A la fin d’un secousse un peu plus forte Elisabeth se penche vers moi, et sans prévenir me prend dans sa bouche ! Michèle cesse alors de la lécher, et viens plus près de nous. En un rien de temps elles sont complices, et leur parfaite rotation dans la fellation m’emmène tout droit au plaisir suprême. Je les préviens, et Elisabeth, dans un petit signe explicite fait signe à sa partenaire qu’elle veut me recevoir sur ses seins volumineux. Je sors de la bouche de Michèle, mon sexe passe dans la main de sa complice, qui d’une branlette voluptueuse me déverse sur sa poitrine royale ! Mon râle de plaisir s’accompagne d’une mini-séquence de points noirs dans les yeux qui me bouchent la vue… Lorsque je la recouvre, je vois les deux femmes s’embrasser langoureusement, la langue de Michèle déposant mon sperme sur celle de sa partenaire !
Je suis de fait sur la touche pour la séquence suivante, initiée par Elizabeth, qui demande un 69 à l’oreille de Michèle. Elles se mettent en position, Elizabeth, extrêmement ouverte, expose sa petite chatte toute mouillée. Les doigts de l’une s’activent de même que la langue de l’autre. Je promène quelques caresses sur ces deux corps qui tressautent mais leur plaisir est si intense qu’elles ne sont que peu réceptives à mes attouchements.

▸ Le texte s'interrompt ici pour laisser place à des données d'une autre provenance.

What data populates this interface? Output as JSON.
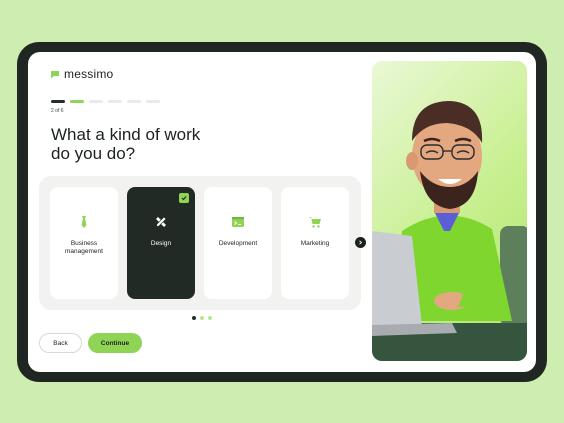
{
  "brand": {
    "name": "messimo",
    "accent": "#8fd454",
    "dark": "#222a25"
  },
  "progress": {
    "current": 2,
    "total": 6,
    "label": "2 of 6"
  },
  "question": {
    "line1": "What a kind of work",
    "line2": "do you do?"
  },
  "cards": [
    {
      "label_line1": "Business",
      "label_line2": "management",
      "icon": "tie-icon",
      "selected": false
    },
    {
      "label_line1": "Design",
      "label_line2": "",
      "icon": "ruler-pencil-icon",
      "selected": true
    },
    {
      "label_line1": "Development",
      "label_line2": "",
      "icon": "code-window-icon",
      "selected": false
    },
    {
      "label_line1": "Marketing",
      "label_line2": "",
      "icon": "cart-icon",
      "selected": false
    }
  ],
  "pagination": {
    "pages": 3,
    "active": 1
  },
  "buttons": {
    "back": "Back",
    "continue": "Continue"
  }
}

Je les laisse alors vivre leur éruption et me satisfait de la contemplation.
Après le premier orgasme, un second, initié par Elizabeth qui a souhaité être sur Michèle, extrêmement long et puissant clôture cette séquence lesbienne haute en gémissements et cris de plaisir.
Je suis comblé d’aise et pense que les femmes sont repues. Mais Elizabeth ne souhaite pas s’arrêter là. Elle parle à l’oreille de Michèle, qui me traduit sa demande d’une pénétration alternée.
C’est d’abord Elizabeth qui s’allonge sur la table basse, ouvre ses longues jambes, un peu dans l’inconfort, vu sa grande taille, puis c’est ensuite Michèle qui se positionne en levrette sur elle, et pose son bas ventre sur celui de sa partenaire, de manière à ce que leurs deux sexes soient l’un au-dessus de l’autre. Puis c’est à moi de me présenter à leur entrée, à ma convenance.
Je lèche d’abord celle d’Elizabeth, puis je risque un doigt dans son vagin, et je l’entends s’impatienter :
« S’il te plait viens, tout de suite ! »
J’introduis mon gland d’abord, puis avance lentement en elle, je l’entends soupirer d’aise et parler à sa partenaire avec des mots crus et des expressions salaces. Michèle joue le jeu, lui réponds et l’encourage à continuer, j’accélère le mouvement, ce qui amplifie les propos crus d’Elizabeth, et je sors d’elle pour entrer en Michèle, très fière de prendre le relais et qui elle aussi se laisse aller au langage brut et aux expressions cash :
« Allez, défonce-nous bien, vas-y, fais bouger ta grosse queue ! » et interpellant Elizabeth
« Tu la veux encore, la grosse bite qui me laboure, oui, alors vas-y, sors, et défonce-la ! »
Au bout de quelques allées et venues de ce genre, je me sens venir à grande vitesse et n’ai que très peu de temps pour réagir. Les filles comprennent, se relèvent, se resserrent et s’assoient du même côté de la table basse, je leur laisse la partie finale, qu’elles conduisent à merveille, Elizabeth s’occupe de mes boules, tandis que Michèle branle ma queue, orientant habilement celle-ci vers sa voisine, qui reçoit l’intégralité de mon sperme sur le visage, avec un plaisir plus qu’apparent !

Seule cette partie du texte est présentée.